Исповедь в кощунстве
Позже, когда тени в храме сгустились, а часовые у входа начали клевать носом, Власьев напился. Его лицо раскраснелось, глаза заблестели, но в них не было веселья – только мутная, пьяная злоба. Он подошёл к Данило вплотную, так близко, что тот почувствовал жар его дыхания, пропитанного смертью и самогоном. Власьев положил тяжёлую руку на плечо Данило, и тот невольно вздрогнул, словно его коснулась сама тьма. – Видишь, отец… – прохрипел Власьев, качнувшись. – Я тоже когда-то стоял у алтаря. Молился, кадил, пел псалмы… А теперь я ближе к народу, чем ты. Его голос был полон горечи, но в нём звучала и странная гордость, как у человека, который знает, что продал душу, но считает, что сделал это ради благой цели. Данило посмотрел ему в глаза и увидел там пустоту – не ту, что рождается от отчаяния, а ту, что приходит, когда человек перестаёт быть человеком. – Данило: – Ближе к народу или к его страхам? Слова вырвались сами, острые, как нож, и на мгновение Данило пожалел о них. Но Власьев не разозлился. Он засмеялся – хрипло, надрывно, и этот смех эхом отразился от стен храма, как вой зверя. Смеясь, он плюнул на пол, и плевок, густой и жёлтый, растёкся по доскам, словно пятно греха. – Страх – единственный бог, которого они понимают, – сказал он, и его голос стал тише, почти шепотом. – И ты это знаешь, отец. Ты просто боишься признать. Власьев отступил, качнувшись, и вернулся к столу, схватив флягу. Данило стоял, не в силах пошевелиться, чувствуя, как слова Власьева оседают в его душе, как пепел. Он знал, что Власьев прав – страх был повсюду, он был в глазах крестьян, в треске льда, в вое ветра. Но Данило не хотел, чтобы этот страх стал его богом. И всё же, глядя на кинжал на престоле, на пятна крови на рясе Власьева, он чувствовал, как его вера тает, как воск под огнём.
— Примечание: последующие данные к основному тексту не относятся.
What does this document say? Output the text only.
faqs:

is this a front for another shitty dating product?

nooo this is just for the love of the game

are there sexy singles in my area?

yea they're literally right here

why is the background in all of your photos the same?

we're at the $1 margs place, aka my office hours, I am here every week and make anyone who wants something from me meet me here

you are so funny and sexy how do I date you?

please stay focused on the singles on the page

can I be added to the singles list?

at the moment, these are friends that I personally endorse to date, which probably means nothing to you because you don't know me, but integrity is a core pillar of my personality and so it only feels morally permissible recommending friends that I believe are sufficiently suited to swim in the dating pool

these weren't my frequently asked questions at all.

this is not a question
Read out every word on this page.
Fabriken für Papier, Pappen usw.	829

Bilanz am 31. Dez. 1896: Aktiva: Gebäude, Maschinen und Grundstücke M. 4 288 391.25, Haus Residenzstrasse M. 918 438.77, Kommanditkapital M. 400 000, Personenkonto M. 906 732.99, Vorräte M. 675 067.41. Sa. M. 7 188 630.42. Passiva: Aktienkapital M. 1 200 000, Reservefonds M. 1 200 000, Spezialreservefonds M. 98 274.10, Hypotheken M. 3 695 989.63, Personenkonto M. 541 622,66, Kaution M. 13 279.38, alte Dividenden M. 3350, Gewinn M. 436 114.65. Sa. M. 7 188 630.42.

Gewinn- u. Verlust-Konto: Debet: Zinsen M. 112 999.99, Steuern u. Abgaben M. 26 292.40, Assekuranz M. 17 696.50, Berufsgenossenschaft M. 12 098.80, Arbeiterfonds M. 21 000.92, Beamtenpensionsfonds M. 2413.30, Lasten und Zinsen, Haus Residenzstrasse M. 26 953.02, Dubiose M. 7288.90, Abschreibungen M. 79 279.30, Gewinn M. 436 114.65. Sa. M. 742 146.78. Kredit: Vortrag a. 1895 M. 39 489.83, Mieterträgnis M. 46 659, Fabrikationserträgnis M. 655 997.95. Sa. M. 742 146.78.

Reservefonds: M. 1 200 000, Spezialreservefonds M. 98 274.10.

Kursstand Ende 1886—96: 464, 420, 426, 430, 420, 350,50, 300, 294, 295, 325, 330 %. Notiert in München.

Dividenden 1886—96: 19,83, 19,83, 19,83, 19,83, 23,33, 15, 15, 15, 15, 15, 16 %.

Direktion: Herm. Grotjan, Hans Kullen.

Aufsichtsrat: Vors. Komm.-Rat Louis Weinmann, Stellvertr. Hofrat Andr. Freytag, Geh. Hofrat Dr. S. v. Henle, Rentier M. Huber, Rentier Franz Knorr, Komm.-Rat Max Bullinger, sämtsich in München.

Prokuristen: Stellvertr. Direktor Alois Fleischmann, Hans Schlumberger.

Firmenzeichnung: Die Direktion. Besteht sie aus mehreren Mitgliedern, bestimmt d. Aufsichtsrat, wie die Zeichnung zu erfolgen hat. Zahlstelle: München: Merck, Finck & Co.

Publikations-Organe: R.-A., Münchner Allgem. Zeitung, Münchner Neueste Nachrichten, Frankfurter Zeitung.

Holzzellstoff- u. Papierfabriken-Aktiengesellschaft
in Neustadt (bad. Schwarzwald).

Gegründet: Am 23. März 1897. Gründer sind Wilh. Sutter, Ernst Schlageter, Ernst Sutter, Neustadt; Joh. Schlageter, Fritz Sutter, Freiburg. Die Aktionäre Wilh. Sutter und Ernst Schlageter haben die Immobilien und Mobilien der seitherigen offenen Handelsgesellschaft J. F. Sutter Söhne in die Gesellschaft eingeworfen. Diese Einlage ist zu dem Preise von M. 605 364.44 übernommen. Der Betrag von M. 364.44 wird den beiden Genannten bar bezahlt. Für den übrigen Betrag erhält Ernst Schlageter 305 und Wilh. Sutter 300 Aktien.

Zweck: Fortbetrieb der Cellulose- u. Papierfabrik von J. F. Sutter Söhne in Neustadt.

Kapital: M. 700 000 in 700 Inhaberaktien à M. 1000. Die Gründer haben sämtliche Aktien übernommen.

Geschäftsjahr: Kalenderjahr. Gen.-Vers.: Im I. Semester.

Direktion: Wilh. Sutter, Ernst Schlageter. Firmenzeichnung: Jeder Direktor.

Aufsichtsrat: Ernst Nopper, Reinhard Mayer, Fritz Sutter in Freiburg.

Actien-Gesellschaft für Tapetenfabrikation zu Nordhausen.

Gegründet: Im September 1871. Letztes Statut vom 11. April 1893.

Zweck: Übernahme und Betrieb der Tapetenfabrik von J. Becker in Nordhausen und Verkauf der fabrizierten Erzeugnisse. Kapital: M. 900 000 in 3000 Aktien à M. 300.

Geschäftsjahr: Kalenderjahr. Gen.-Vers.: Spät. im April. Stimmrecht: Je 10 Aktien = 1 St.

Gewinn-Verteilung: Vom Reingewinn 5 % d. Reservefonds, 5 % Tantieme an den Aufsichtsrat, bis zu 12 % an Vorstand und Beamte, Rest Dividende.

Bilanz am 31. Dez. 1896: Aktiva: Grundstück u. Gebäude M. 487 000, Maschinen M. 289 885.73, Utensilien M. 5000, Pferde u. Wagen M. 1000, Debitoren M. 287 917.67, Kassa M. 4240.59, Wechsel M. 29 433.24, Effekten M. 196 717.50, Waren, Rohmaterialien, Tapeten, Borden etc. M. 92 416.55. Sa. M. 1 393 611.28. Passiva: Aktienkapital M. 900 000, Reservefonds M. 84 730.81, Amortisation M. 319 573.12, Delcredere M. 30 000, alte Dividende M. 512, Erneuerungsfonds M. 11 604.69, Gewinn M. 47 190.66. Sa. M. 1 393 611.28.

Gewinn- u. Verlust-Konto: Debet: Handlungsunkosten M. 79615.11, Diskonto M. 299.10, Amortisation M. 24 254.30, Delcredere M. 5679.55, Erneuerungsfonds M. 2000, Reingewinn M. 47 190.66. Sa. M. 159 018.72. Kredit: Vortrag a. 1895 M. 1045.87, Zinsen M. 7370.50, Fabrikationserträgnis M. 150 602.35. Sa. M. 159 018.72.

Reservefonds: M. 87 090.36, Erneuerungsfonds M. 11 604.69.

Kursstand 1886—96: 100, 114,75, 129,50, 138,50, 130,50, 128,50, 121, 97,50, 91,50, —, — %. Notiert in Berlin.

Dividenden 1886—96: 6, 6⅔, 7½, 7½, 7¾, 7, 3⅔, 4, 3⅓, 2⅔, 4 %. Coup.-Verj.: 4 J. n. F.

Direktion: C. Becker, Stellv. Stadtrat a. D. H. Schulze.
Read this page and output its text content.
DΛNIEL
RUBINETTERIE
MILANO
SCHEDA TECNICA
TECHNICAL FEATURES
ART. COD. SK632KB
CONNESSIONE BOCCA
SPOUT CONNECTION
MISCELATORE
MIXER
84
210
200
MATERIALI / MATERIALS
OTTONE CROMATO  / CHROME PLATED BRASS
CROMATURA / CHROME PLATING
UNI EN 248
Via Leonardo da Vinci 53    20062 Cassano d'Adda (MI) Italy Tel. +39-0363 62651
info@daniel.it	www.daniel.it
7 января 1774 года. Деревня Малиновка
Пепел над Малиновкой
Деревня Малиновка, притаившаяся в низине у излучины Камы, в тот январский день казалась вырванной из мира живых. Снег, что устилал её поля и крыши, был не белым, а серым, пропитанным пеплом от недавних пожаров, что пожрали соседние сёла. Избы, сложенные из потемневших брёвен, стояли неровно, словно пьяные, и их окна, затянутые бычьими пузырями, смотрели на мир слепыми глазами. Над деревней висел тяжёлый запах гари, смешанный с сыростью речного воздуха и едким духом страха, что пропитал всё – от заиндевевших заборов до дыхания её жителей. Ветер, холодный и резкий, нёс с собой далёкий вой собак и редкие удары колокола из соседнего села, будто кто-то звонил по мёртвым. Малиновка жила в ожидании беды, и беда не заставила себя ждать.
Дорога в тени
Данило ехал в Малиновку на старой кобыле, чьи рёбра проступали под шкурой, как клавиши разбитого органа. Его сопровождали трое помощников, выбранных Власьевым, – молчаливые, с лицами, обветренными до синевы, и глазами, в которых не было ни жалости, ни сомнений. Их звали Прокоп, Лука и Ефим, но Данило не пытался запомнить их имена – они были для него не людьми, а тенями, что следовали за ним, как вороны за падалью. Дорога, разбитая телегами и копытами, вилась через лес, чьи сосны, покрытые инеем, стояли неподвижно, словно часовые на страже могил. Ветви скрипели под ветром, и этот звук напоминал Данило шепот его собственных мыслей: «Ты идёшь предавать. Ты идёшь убивать». Он сжимал поводья так сильно, что кожа на ладонях покраснела, и молился про себя, но слова молитвы путались, как нитки в руках неумелой швеи. Крест на его груди, холодный и тяжёлый, бил по рёбрам в такт шагам кобылы, будто напоминая: Бог видит всё, даже то, что Данило пытался скрыть от самого себя.